Human natural killer cells limit replication of herpes simplex virus type 1 in vitro.

Studies were undertaken to determine whether natural killer (NK) cells could inhibit the replication of herpes simplex virus type 1 (HSV-1) in culture. In the absence of effector cells, HSV-1 was found to replicate in fibroblasts with up to a 100-fold increase in virus titer from 4 to 16 hr after incubation at 37 degrees C. Human peripheral blood mononuclear cells were found to limit virus replication in a dose-dependent manner, with the greatest inhibition being observed at the highest concentration evaluated: i.e., an effector:target ratio of 800:1. The antiviral effect was not observed when nonactivated or virus-activated mononuclear cells were added to the virus preparations at the end (instead of the beginning) of the assay period, indicating that the observed effect was not due to a nonspecific toxicity of soluble factors released from freeze-thawed effectors. Neither was inhibition of HSV-1 replication due to the generation of interferon (IFN) during the NK assay, because the addition of anti-IFN did not abrogate the antiviral effect. Thus, the inhibition of viral replication was most likely due to a cytotoxic effector rather than to release of soluble factors. The effector cells responsible for limiting HSV-1 replication were shown to be NK cells by a number of criteria. Mononuclear cells from both HSV-1 seropositive and seronegative donors limited virus replication; their activity could be boosted by pretreatment of effector cells with IFN; the effector cells which limited virus replication were found in Percoll gradient fractions enriched for large granular lymphocytes; and the effector cells shared the cell surface phenotype of NK cells--they were enriched in populations depleted of T cells by panning with Leu-4 and were depleted of activity by treatment with the anti-NK antibody Leu-11b plus complement.

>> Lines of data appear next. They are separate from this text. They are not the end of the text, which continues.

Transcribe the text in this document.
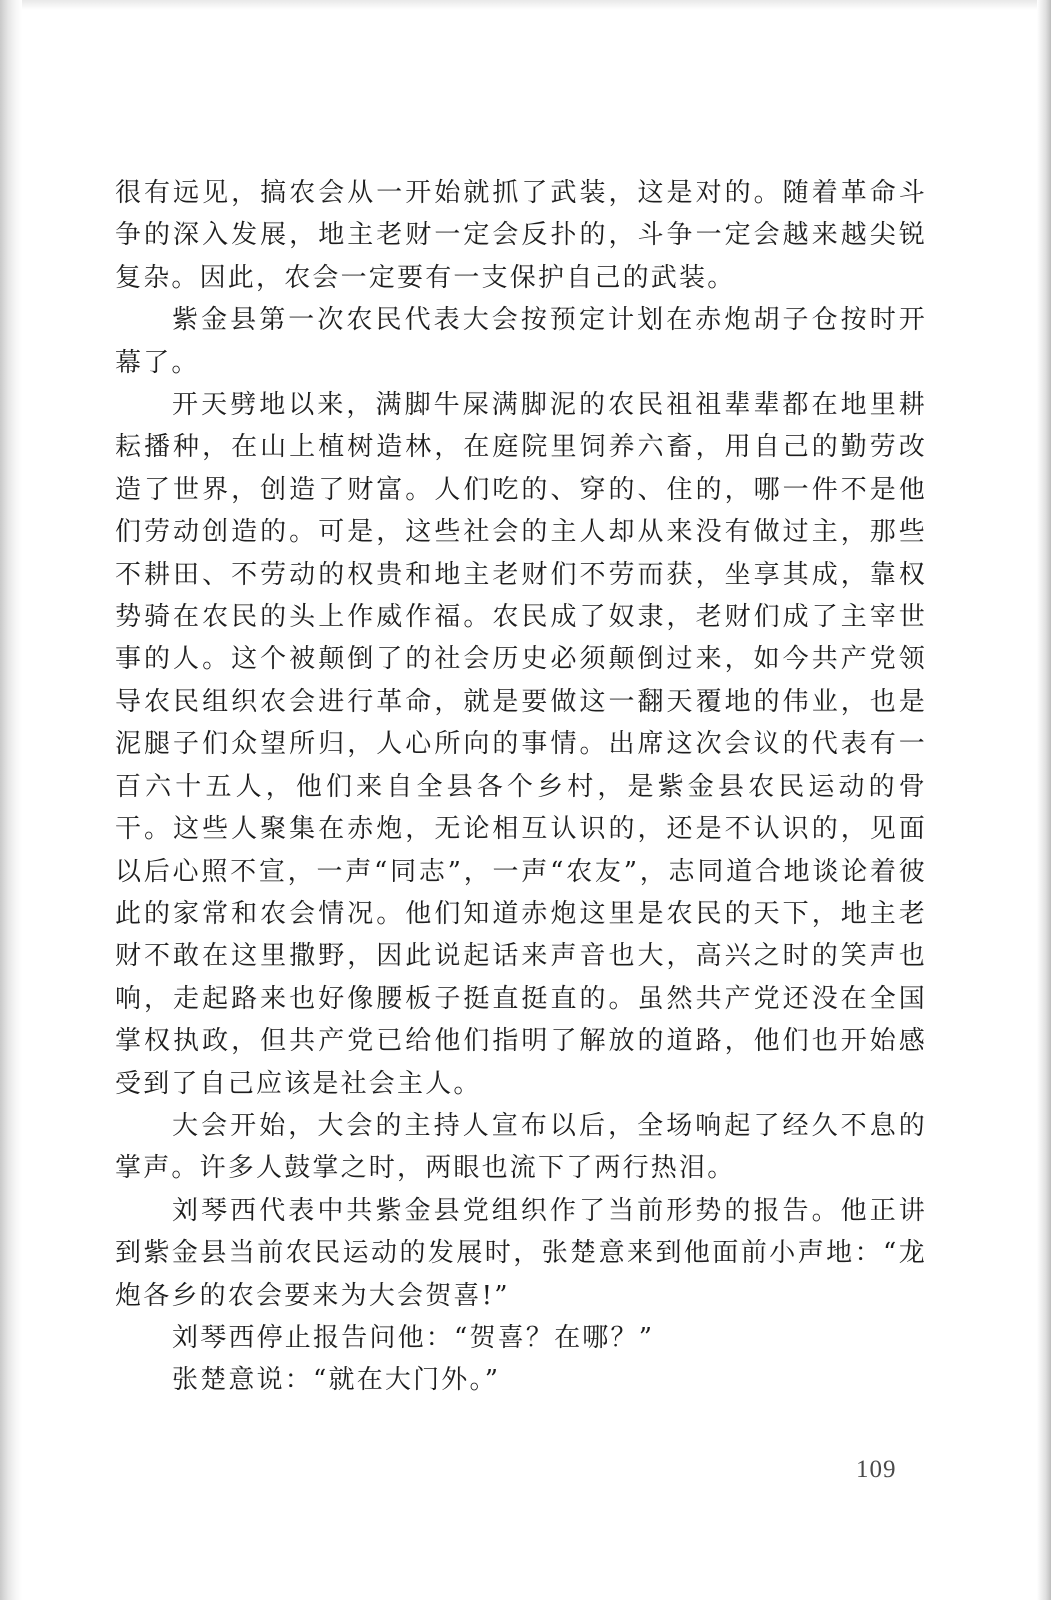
很有远见，搞农会从一开始就抓了武装，这是对的。随着革命斗争的深入发展，地主老财一定会反扑的，斗争一定会越来越尖锐复杂。因此，农会一定要有一支保护自己的武装。

紫金县第一次农民代表大会按预定计划在赤炮胡子仓按时开幕了。

开天劈地以来，满脚牛屎满脚泥的农民祖祖辈辈都在地里耕耘播种，在山上植树造林，在庭院里饲养六畜，用自己的勤劳改造了世界，创造了财富。人们吃的、穿的、住的，哪一件不是他们劳动创造的。可是，这些社会的主人却从来没有做过主，那些不耕田、不劳动的权贵和地主老财们不劳而获，坐享其成，靠权势骑在农民的头上作威作福。农民成了奴隶，老财们成了主宰世事的人。这个被颠倒了的社会历史必须颠倒过来，如今共产党领导农民组织农会进行革命，就是要做这一翻天覆地的伟业，也是泥腿子们众望所归，人心所向的事情。出席这次会议的代表有一百六十五人，他们来自全县各个乡村，是紫金县农民运动的骨干。这些人聚集在赤炮，无论相互认识的，还是不认识的，见面以后心照不宣，一声“同志”，一声“农友”，志同道合地谈论着彼此的家常和农会情况。他们知道赤炮这里是农民的天下，地主老财不敢在这里撒野，因此说起话来声音也大，高兴之时的笑声也响，走起路来也好像腰板子挺直挺直的。虽然共产党还没在全国掌权执政，但共产党已给他们指明了解放的道路，他们也开始感受到了自己应该是社会主人。

大会开始，大会的主持人宣布以后，全场响起了经久不息的掌声。许多人鼓掌之时，两眼也流下了两行热泪。

刘琴西代表中共紫金县党组织作了当前形势的报告。他正讲到紫金县当前农民运动的发展时，张楚意来到他面前小声地：“龙炮各乡的农会要来为大会贺喜!”

刘琴西停止报告问他：“贺喜？在哪？”

张楚意说：“就在大门外。”

109
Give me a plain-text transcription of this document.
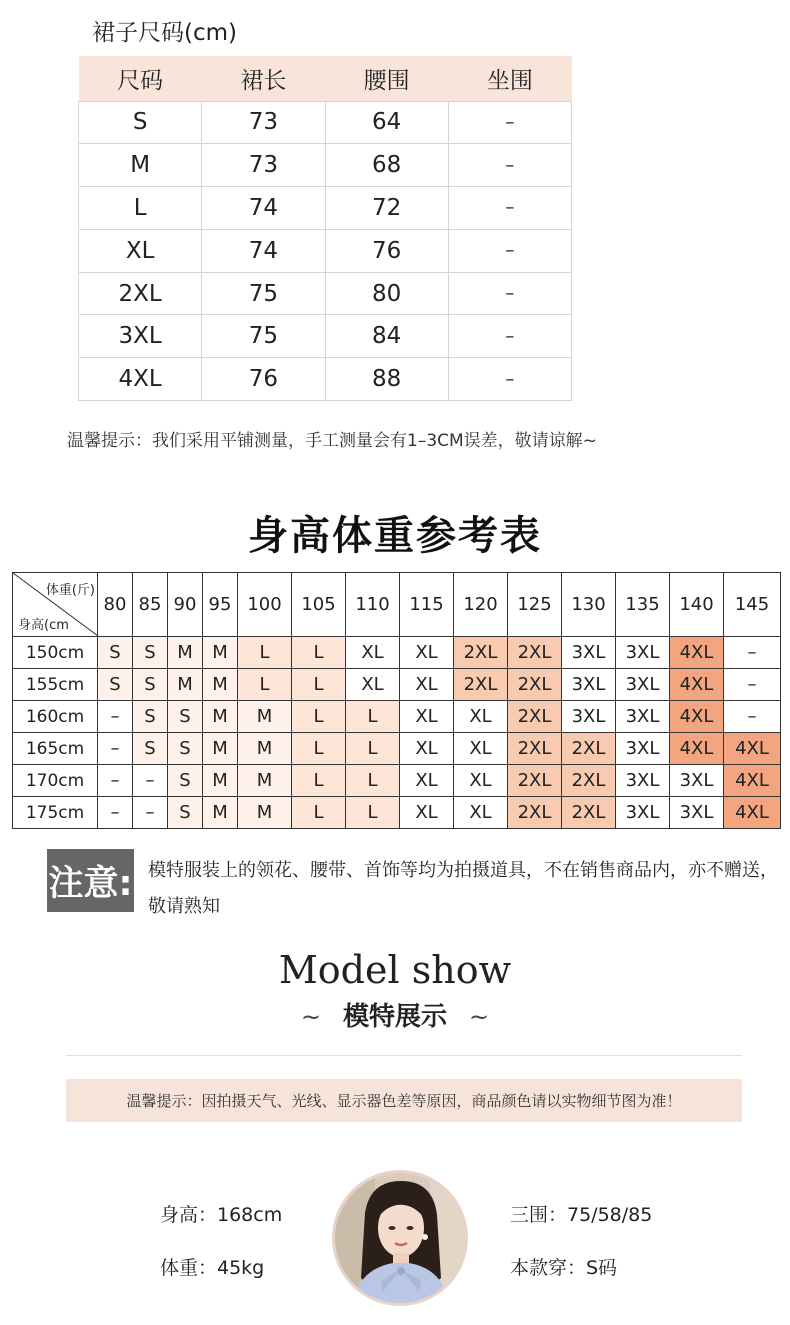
裙子尺码(cm)
尺码	裙长	腰围	坐围
S	73	64	–
M	73	68	–
L	74	72	–
XL	74	76	–
2XL	75	80	–
3XL	75	84	–
4XL	76	88	–
温馨提示：我们采用平铺测量，手工测量会有1–3CM误差，敬请谅解~
身高体重参考表
体重(斤)
身高(cm	80	85	90	95	100	105	110	115	120	125	130	135	140	145
150cm	S	S	M	M	L	L	XL	XL	2XL	2XL	3XL	3XL	4XL	–
155cm	S	S	M	M	L	L	XL	XL	2XL	2XL	3XL	3XL	4XL	–
160cm	–	S	S	M	M	L	L	XL	XL	2XL	3XL	3XL	4XL	–
165cm	–	S	S	M	M	L	L	XL	XL	2XL	2XL	3XL	4XL	4XL
170cm	–	–	S	M	M	L	L	XL	XL	2XL	2XL	3XL	3XL	4XL
175cm	–	–	S	M	M	L	L	XL	XL	2XL	2XL	3XL	3XL	4XL
注意: 模特服装上的领花、腰带、首饰等均为拍摄道具，不在销售商品内，亦不赠送，敬请熟知
Model show
~ 模特展示 ~
温馨提示：因拍摄天气、光线、显示器色差等原因，商品颜色请以实物细节图为准！
身高：168cm
体重：45kg
三围：75/58/85
本款穿：S码
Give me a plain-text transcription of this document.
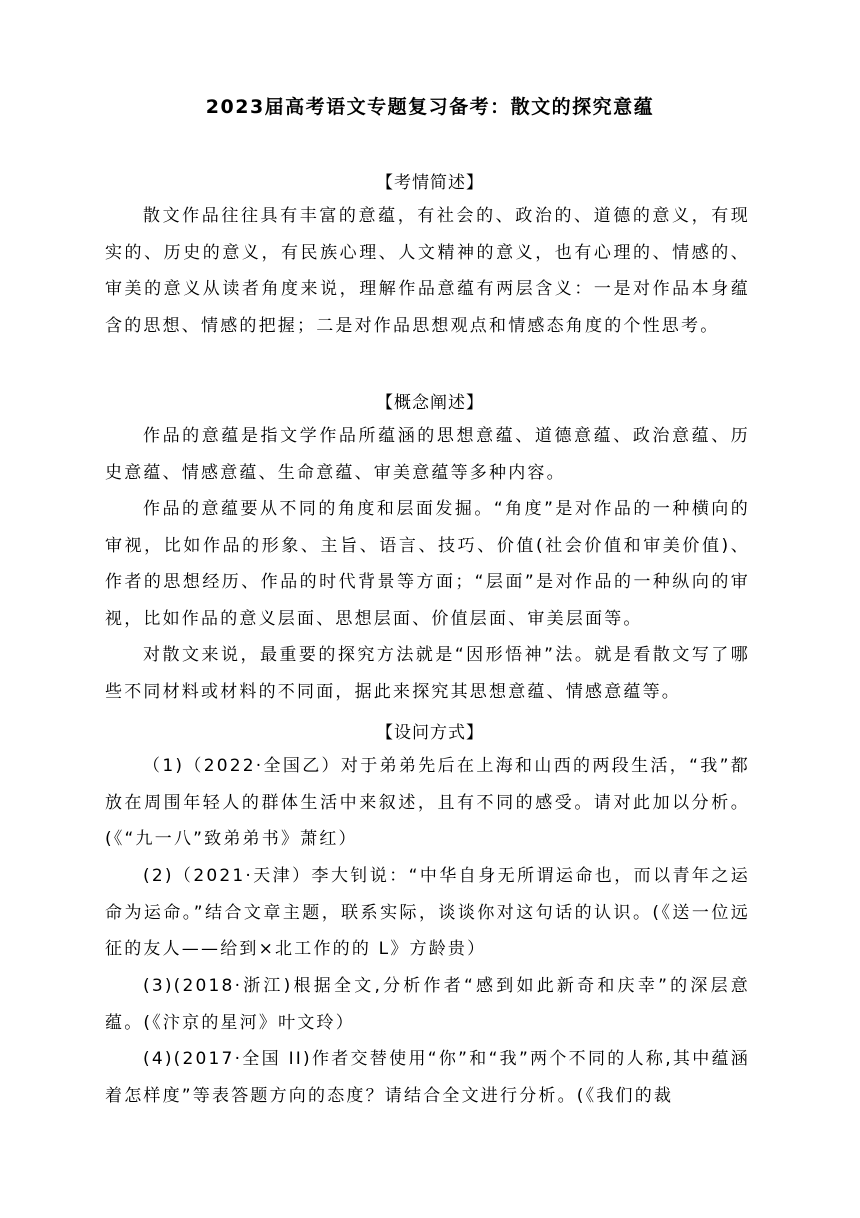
2023届高考语文专题复习备考：散文的探究意蕴
【考情简述】

散文作品往往具有丰富的意蕴，有社会的、政治的、道德的意义，有现实的、历史的意义，有民族心理、人文精神的意义，也有心理的、情感的、审美的意义从读者角度来说，理解作品意蕴有两层含义：一是对作品本身蕴含的思想、情感的把握；二是对作品思想观点和情感态角度的个性思考。

【概念阐述】

作品的意蕴是指文学作品所蕴涵的思想意蕴、道德意蕴、政治意蕴、历史意蕴、情感意蕴、生命意蕴、审美意蕴等多种内容。

作品的意蕴要从不同的角度和层面发掘。“角度”是对作品的一种横向的审视，比如作品的形象、主旨、语言、技巧、价值(社会价值和审美价值)、作者的思想经历、作品的时代背景等方面；“层面”是对作品的一种纵向的审视，比如作品的意义层面、思想层面、价值层面、审美层面等。

对散文来说，最重要的探究方法就是“因形悟神”法。就是看散文写了哪些不同材料或材料的不同面，据此来探究其思想意蕴、情感意蕴等。

【设问方式】

（1)（2022·全国乙）对于弟弟先后在上海和山西的两段生活，“我”都放在周围年轻人的群体生活中来叙述，且有不同的感受。请对此加以分析。(《“九一八”致弟弟书》萧红）

(2)（2021·天津）李大钊说：“中华自身无所谓运命也，而以青年之运命为运命。”结合文章主题，联系实际，谈谈你对这句话的认识。(《送一位远征的友人——给到×北工作的的 L》方龄贵）

(3)(2018·浙江)根据全文,分析作者“感到如此新奇和庆幸”的深层意蕴。(《汴京的星河》叶文玲）

(4)(2017·全国 II)作者交替使用“你”和“我”两个不同的人称,其中蕴涵着怎样度”等表答题方向的态度？请结合全文进行分析。(《我们的裁
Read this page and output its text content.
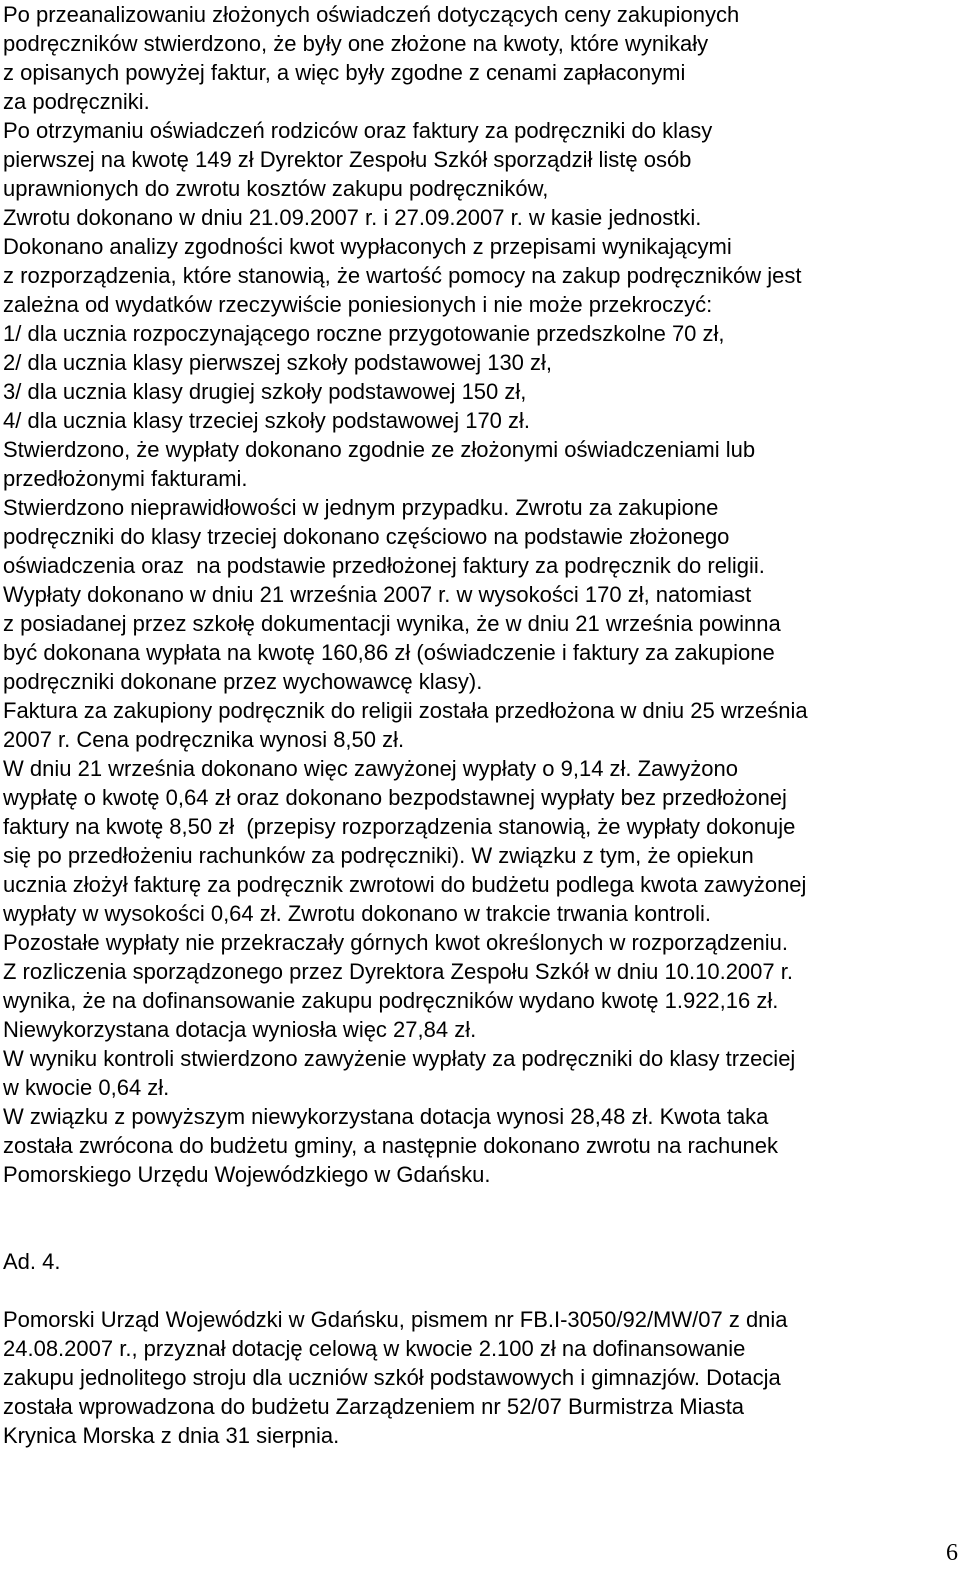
Po przeanalizowaniu złożonych oświadczeń dotyczących ceny zakupionych
podręczników stwierdzono, że były one złożone na kwoty, które wynikały
z opisanych powyżej faktur, a więc były zgodne z cenami zapłaconymi
za podręczniki.
Po otrzymaniu oświadczeń rodziców oraz faktury za podręczniki do klasy
pierwszej na kwotę 149 zł Dyrektor Zespołu Szkół sporządził listę osób
uprawnionych do zwrotu kosztów zakupu podręczników,
Zwrotu dokonano w dniu 21.09.2007 r. i 27.09.2007 r. w kasie jednostki.
Dokonano analizy zgodności kwot wypłaconych z przepisami wynikającymi
z rozporządzenia, które stanowią, że wartość pomocy na zakup podręczników jest
zależna od wydatków rzeczywiście poniesionych i nie może przekroczyć:
1/ dla ucznia rozpoczynającego roczne przygotowanie przedszkolne 70 zł,
2/ dla ucznia klasy pierwszej szkoły podstawowej 130 zł,
3/ dla ucznia klasy drugiej szkoły podstawowej 150 zł,
4/ dla ucznia klasy trzeciej szkoły podstawowej 170 zł.
Stwierdzono, że wypłaty dokonano zgodnie ze złożonymi oświadczeniami lub
przedłożonymi fakturami.
Stwierdzono nieprawidłowości w jednym przypadku. Zwrotu za zakupione
podręczniki do klasy trzeciej dokonano częściowo na podstawie złożonego
oświadczenia oraz  na podstawie przedłożonej faktury za podręcznik do religii.
Wypłaty dokonano w dniu 21 września 2007 r. w wysokości 170 zł, natomiast
z posiadanej przez szkołę dokumentacji wynika, że w dniu 21 września powinna
być dokonana wypłata na kwotę 160,86 zł (oświadczenie i faktury za zakupione
podręczniki dokonane przez wychowawcę klasy).
Faktura za zakupiony podręcznik do religii została przedłożona w dniu 25 września
2007 r. Cena podręcznika wynosi 8,50 zł.
W dniu 21 września dokonano więc zawyżonej wypłaty o 9,14 zł. Zawyżono
wypłatę o kwotę 0,64 zł oraz dokonano bezpodstawnej wypłaty bez przedłożonej
faktury na kwotę 8,50 zł  (przepisy rozporządzenia stanowią, że wypłaty dokonuje
się po przedłożeniu rachunków za podręczniki). W związku z tym, że opiekun
ucznia złożył fakturę za podręcznik zwrotowi do budżetu podlega kwota zawyżonej
wypłaty w wysokości 0,64 zł. Zwrotu dokonano w trakcie trwania kontroli.
Pozostałe wypłaty nie przekraczały górnych kwot określonych w rozporządzeniu.
Z rozliczenia sporządzonego przez Dyrektora Zespołu Szkół w dniu 10.10.2007 r.
wynika, że na dofinansowanie zakupu podręczników wydano kwotę 1.922,16 zł.
Niewykorzystana dotacja wyniosła więc 27,84 zł.
W wyniku kontroli stwierdzono zawyżenie wypłaty za podręczniki do klasy trzeciej
w kwocie 0,64 zł.
W związku z powyższym niewykorzystana dotacja wynosi 28,48 zł. Kwota taka
została zwrócona do budżetu gminy, a następnie dokonano zwrotu na rachunek
Pomorskiego Urzędu Wojewódzkiego w Gdańsku.
Ad. 4.
Pomorski Urząd Wojewódzki w Gdańsku, pismem nr FB.I-3050/92/MW/07 z dnia
24.08.2007 r., przyznał dotację celową w kwocie 2.100 zł na dofinansowanie
zakupu jednolitego stroju dla uczniów szkół podstawowych i gimnazjów. Dotacja
została wprowadzona do budżetu Zarządzeniem nr 52/07 Burmistrza Miasta
Krynica Morska z dnia 31 sierpnia.
6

We conclude that human NK cells are capable of recognizing and lysing HSV-1-infected target cells before infectious virus progeny are generated. These results suggest that NK cells, acting early in the course of an infection, might serve to limit HSV-1 replication and therefore reduce the virus load in the host before the development of the adaptive immune response and clearance of the infection.